Top Infrastructure Bonds
Following are the best infra bonds in India:
- IDFC Infrastructure Bonds
- L&T Infrastructure Bonds
- IDBI Flexi bonds
- IIFCL Long Term Infrastructure Bonds
- IFCI Infrastructure Bonds
- ICICI Safety Bonds
- REC Tax Saving Infrastructure Bonds
Features of Infrastructure Bonds:
- They are also like other bonds but the only difference is the money that is accumulated from these bonds is spent for the improvement of the infrastructure of the country.
- They carry an Interest rate of about 8% to 10%.
- These bonds unlike the savings account provide much higher returns.
- Usually these bonds come with a maturity period of 10 or 15 years and have a lock in period of 5-7 years respectively.
- One can sell the bonds in a Dematerialized form after the completion of the lock in period.

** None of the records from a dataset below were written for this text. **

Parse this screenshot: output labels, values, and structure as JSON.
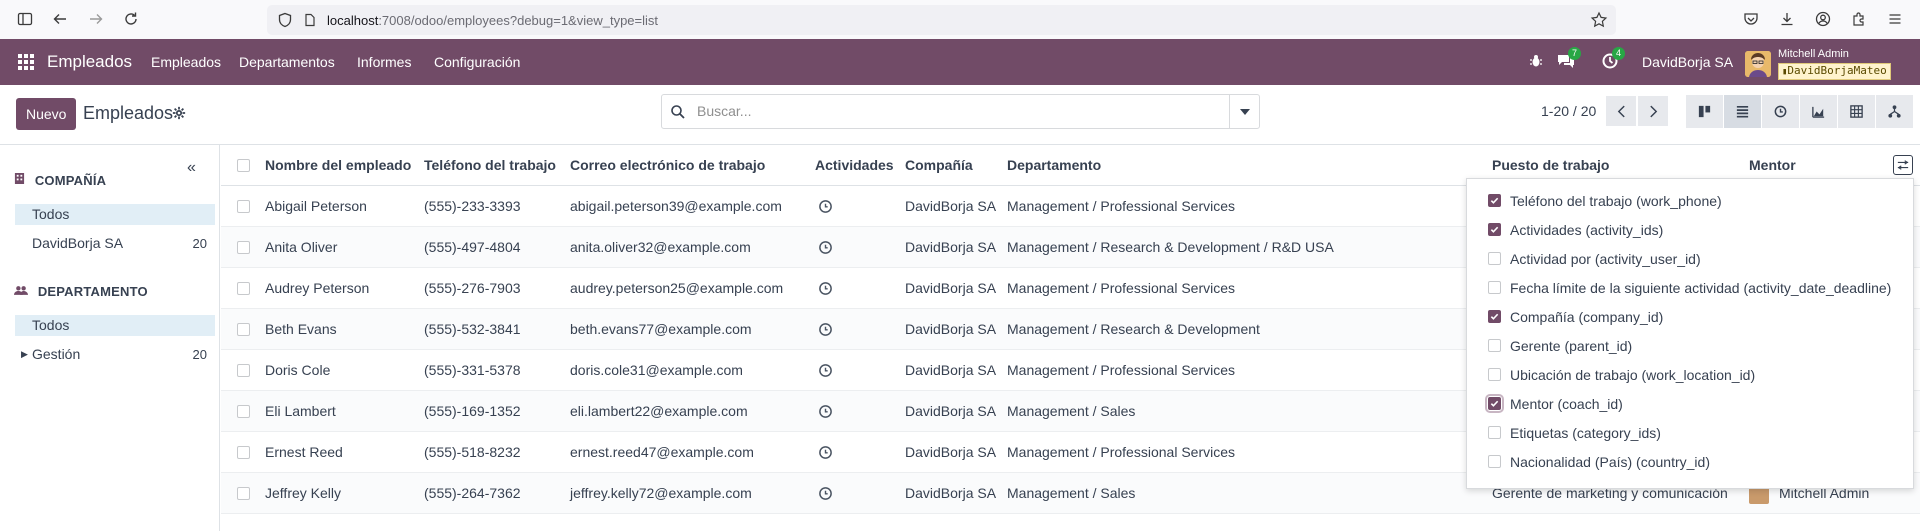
{
  "browser": {
    "url_host": "localhost",
    "url_rest": ":7008/odoo/employees?debug=1&view_type=list"
  },
  "navbar": {
    "app_name": "Empleados",
    "menu": [
      "Empleados",
      "Departamentos",
      "Informes",
      "Configuración"
    ],
    "messages_count": "7",
    "activities_count": "4",
    "company": "DavidBorja SA",
    "user_name": "Mitchell Admin",
    "user_db": "DavidBorjaMateo"
  },
  "control_panel": {
    "new_button": "Nuevo",
    "title": "Empleados",
    "search_placeholder": "Buscar...",
    "pager": "1-20 / 20"
  },
  "side_panel": {
    "company_header": "COMPAÑÍA",
    "company_items": [
      {
        "label": "Todos",
        "count": ""
      },
      {
        "label": "DavidBorja SA",
        "count": "20"
      }
    ],
    "department_header": "DEPARTAMENTO",
    "department_items": [
      {
        "label": "Todos",
        "count": ""
      },
      {
        "label": "Gestión",
        "count": "20"
      }
    ]
  },
  "list": {
    "headers": {
      "name": "Nombre del empleado",
      "phone": "Teléfono del trabajo",
      "email": "Correo electrónico de trabajo",
      "activities": "Actividades",
      "company": "Compañía",
      "department": "Departamento",
      "job": "Puesto de trabajo",
      "mentor": "Mentor"
    },
    "rows": [
      {
        "name": "Abigail Peterson",
        "phone": "(555)-233-3393",
        "email": "abigail.peterson39@example.com",
        "company": "DavidBorja SA",
        "department": "Management / Professional Services",
        "job": "",
        "mentor": ""
      },
      {
        "name": "Anita Oliver",
        "phone": "(555)-497-4804",
        "email": "anita.oliver32@example.com",
        "company": "DavidBorja SA",
        "department": "Management / Research & Development / R&D USA",
        "job": "",
        "mentor": ""
      },
      {
        "name": "Audrey Peterson",
        "phone": "(555)-276-7903",
        "email": "audrey.peterson25@example.com",
        "company": "DavidBorja SA",
        "department": "Management / Professional Services",
        "job": "",
        "mentor": ""
      },
      {
        "name": "Beth Evans",
        "phone": "(555)-532-3841",
        "email": "beth.evans77@example.com",
        "company": "DavidBorja SA",
        "department": "Management / Research & Development",
        "job": "",
        "mentor": ""
      },
      {
        "name": "Doris Cole",
        "phone": "(555)-331-5378",
        "email": "doris.cole31@example.com",
        "company": "DavidBorja SA",
        "department": "Management / Professional Services",
        "job": "",
        "mentor": ""
      },
      {
        "name": "Eli Lambert",
        "phone": "(555)-169-1352",
        "email": "eli.lambert22@example.com",
        "company": "DavidBorja SA",
        "department": "Management / Sales",
        "job": "",
        "mentor": ""
      },
      {
        "name": "Ernest Reed",
        "phone": "(555)-518-8232",
        "email": "ernest.reed47@example.com",
        "company": "DavidBorja SA",
        "department": "Management / Professional Services",
        "job": "",
        "mentor": ""
      },
      {
        "name": "Jeffrey Kelly",
        "phone": "(555)-264-7362",
        "email": "jeffrey.kelly72@example.com",
        "company": "DavidBorja SA",
        "department": "Management / Sales",
        "job": "Gerente de marketing y comunicación",
        "mentor": "Mitchell Admin"
      }
    ]
  },
  "optional_columns": [
    {
      "label": "Teléfono del trabajo (work_phone)",
      "checked": true
    },
    {
      "label": "Actividades (activity_ids)",
      "checked": true
    },
    {
      "label": "Actividad por (activity_user_id)",
      "checked": false
    },
    {
      "label": "Fecha límite de la siguiente actividad (activity_date_deadline)",
      "checked": false
    },
    {
      "label": "Compañía (company_id)",
      "checked": true
    },
    {
      "label": "Gerente (parent_id)",
      "checked": false
    },
    {
      "label": "Ubicación de trabajo (work_location_id)",
      "checked": false
    },
    {
      "label": "Mentor (coach_id)",
      "checked": true
    },
    {
      "label": "Etiquetas (category_ids)",
      "checked": false
    },
    {
      "label": "Nacionalidad (País) (country_id)",
      "checked": false
    }
  ],
  "colors": {
    "brand": "#714b67",
    "badge": "#28a745",
    "selected_bg": "#e1eef6"
  }
}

- Bonds can be readily sold over both Bombay Stock Exchange (BSE) and National Stock Exchange (NSE).
How to choose infra bonds
At the least, an investor needs to compare the returns being provided by various companies issuing the infrastructure bonds and check out their credit rating. Experts opine that an investor should also keep in mind the latest financial performance of a company before buying its investment instruments. One may also not purchase on the basis of Secured and Unsecured bonds because secured doesn’t mean any kind of guarantee – it simply means that the company has set aside some assets against this bond issue. If anything happens to the company then those assets will be sold to recover the money for the bondholders. That’s all it means – it does not mean a guarantee from the company or the government of India that you will be repaid no matter what.
How to apply?
One can choose to apply for only the 10-year bonds or only the 15-year bonds or a combination of the two. If one has a demat account one can apply in the demat mode, else one can even opt for physical certificates. If one is applying in the demat mode, one need to provide details of your demat account along with a copy of your Permanent Account Number (PAN) card, along with a cheque. However, if one is looking to invest in physical form, one need to attach a copy of your residence proof as well.
The face value of each bond is Rs 5,000 and one has to make an application of one bond and in multiples of one bond thereafter. There is no upper limit on the amount one can invest. Only in the case of SREI Infra, the face value is Rs 1,000 and one can apply for a minimum of one bond.
No Tax benefit from Infrastructure Bonds in Financial Year 2012-2013:
On one hand Mr. Pranab Mukherjee gave some extra money by increasing basic exemption limit by Rs 20,000 and on the other hand he took back more by taking back Rs. 20,000 tax deduction provided under section 80CCF using long term infrastructure bonds. The tax benefit had been extended till 2011-12 and experts had asked that the tax exemption limit be increased from Rs. 20000 to Rs.50000 but Mr. Mukherjee didn’t mention anything about 80CCF and thus removing it from picture.
The Impact of such decision will be that such bonds will lose their attractiveness.
Rs. 20000 increase in basic exemption limit provided 2000 extra to every men. But removal of infra bonds results in extra tax of same 2000 for Men in 10% tax limit, 4000 for 20% tax limit and 6000 for 30% tax limit (Not including cess and other charges). For women tax payers, conditions are even worse. With no change in basic exemption limit for them it could only be bad for them.
This is negative not only for individuals but for infrastructure companies as well. Long term infra bond was a source of low interest capital for these companies. Now after removal of this tax benefit from investors, their sale will surely come down and these companies will have to go to market for fund raising on higher interest rates. In country like India where condition of infrastructure is already bleak, I am not sure how removal of provisions of 80CCF will work for greater good.
Mr Mukherjee has proposed to raise Rs 60,000 crore in 2012-13 for financing infrastructure projects. These bonds are tax-free infra bonds that the he had announced while these will not qualify for deductions; they will fetch tax-free returns of 8.2-8.3% per annum. It Means Interest earned from these bonds is exempted but these are not available for deduction (like in past u/s 80CCF)
Latest Information regarding Infrastructure bonds:
According to finance ministry, India will reduce the lock-in period for foreign investment in some long term infrastructure bonds to one year from three years. It is also said that Lower lock-in period of infra bond will be a key to more money.